Imagine reaching the end of a terrible workday. You’ve just stepped out of the shower, you’re half-naked and getting dressed when a group of people sidle up to you. With tape recorders and cameras rolling, these folks want you to relay to the world how you really feel about your co-workers and bosses.
You probably wouldn’t be entirely forthcoming, eh?
Now you know how the Vikings feel during this year’s 2-8 free-fall. Particularly the quarterbacks, all three of whom essentially were asked some form of “What the heck’s going on at quarterback?” following Sunday’s 41-20 loss at Seattle.
“I don’t know,” last week’s starter, Christian Ponder, said.
“That’s a question you’ll have to ask [coach] Leslie [Frazier],” backup Matt Cassel said.
“It’s not really my job to make sense of the situation,” said Josh Freeman, the favorite to start against the Packers at Lambeau Field on Sunday.
Frazier has sidestepped the question about who will start twice this week. He might do the same Wednesday when the Vikings return to Winter Park to begin preparing for the Packers in earnest.
It’s hard to blame Frazier as he tries to navigate one of the more difficult NFL quarterback quandaries you’ll ever see unfold over the course of 2½ months. By now, Frazier has to feel like the game-show contestant who wants the Corvette but wins the donkey no matter which door he chooses.
Combined, the Vikings’ quarterbacks have turned the ball over 17 times in 10 games. They own a minus-8 turnover differential compared to the opposing quarterbacks. And the differential for the points scored off those turnovers is minus-41.
Now compare that to Russell Wilson, who has directed the Seahawks to an NFL-best 10-1. His turnover differential compared to opposing quarterbacks is plus-8 with a plus-54 point differential.
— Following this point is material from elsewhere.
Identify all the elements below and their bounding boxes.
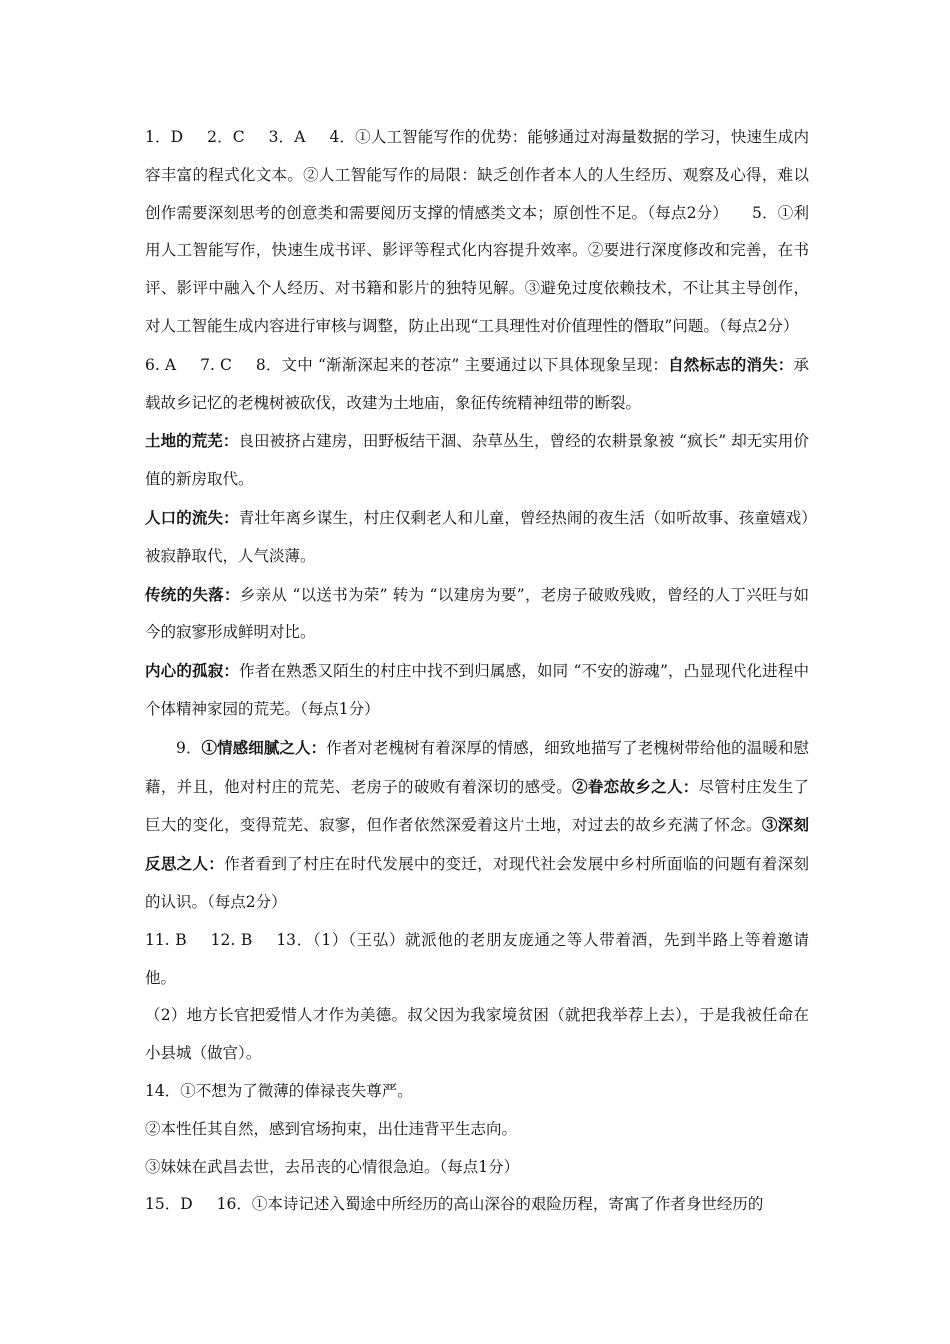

Amazingly, this week marks the seventh time in 11 games that Frazier has faced having to make a decision on his starting quarterback. Three of them have been injury-related.
Let’s analyze those decisions here. Just follow the bouncing ball, literally, as we use turnovers to try and figure out why Frazier made the decisions he made. Just keep in mind that it’s not Frazier’s job to lose games so his successor can draft Johnny Football.
Decision time I: Week 4 vs. Steelers.
The skinny: Ponder to Cassel. Ponder broke a rib during the Week 3 loss to Cleveland. The only mistake was waiting until three days before the game to announce that Ponder had broken a rib.
Turnover situation: This was an opportune injury. Not only was Ponder 0-3, but he had seven turnovers.
Decision time II: Week 6 vs. Panthers.
The skinny: Cassel stays put. Ponder’s rib had healed after the bye, but sticking with Cassel after a victory over the Steelers was a no-brainer.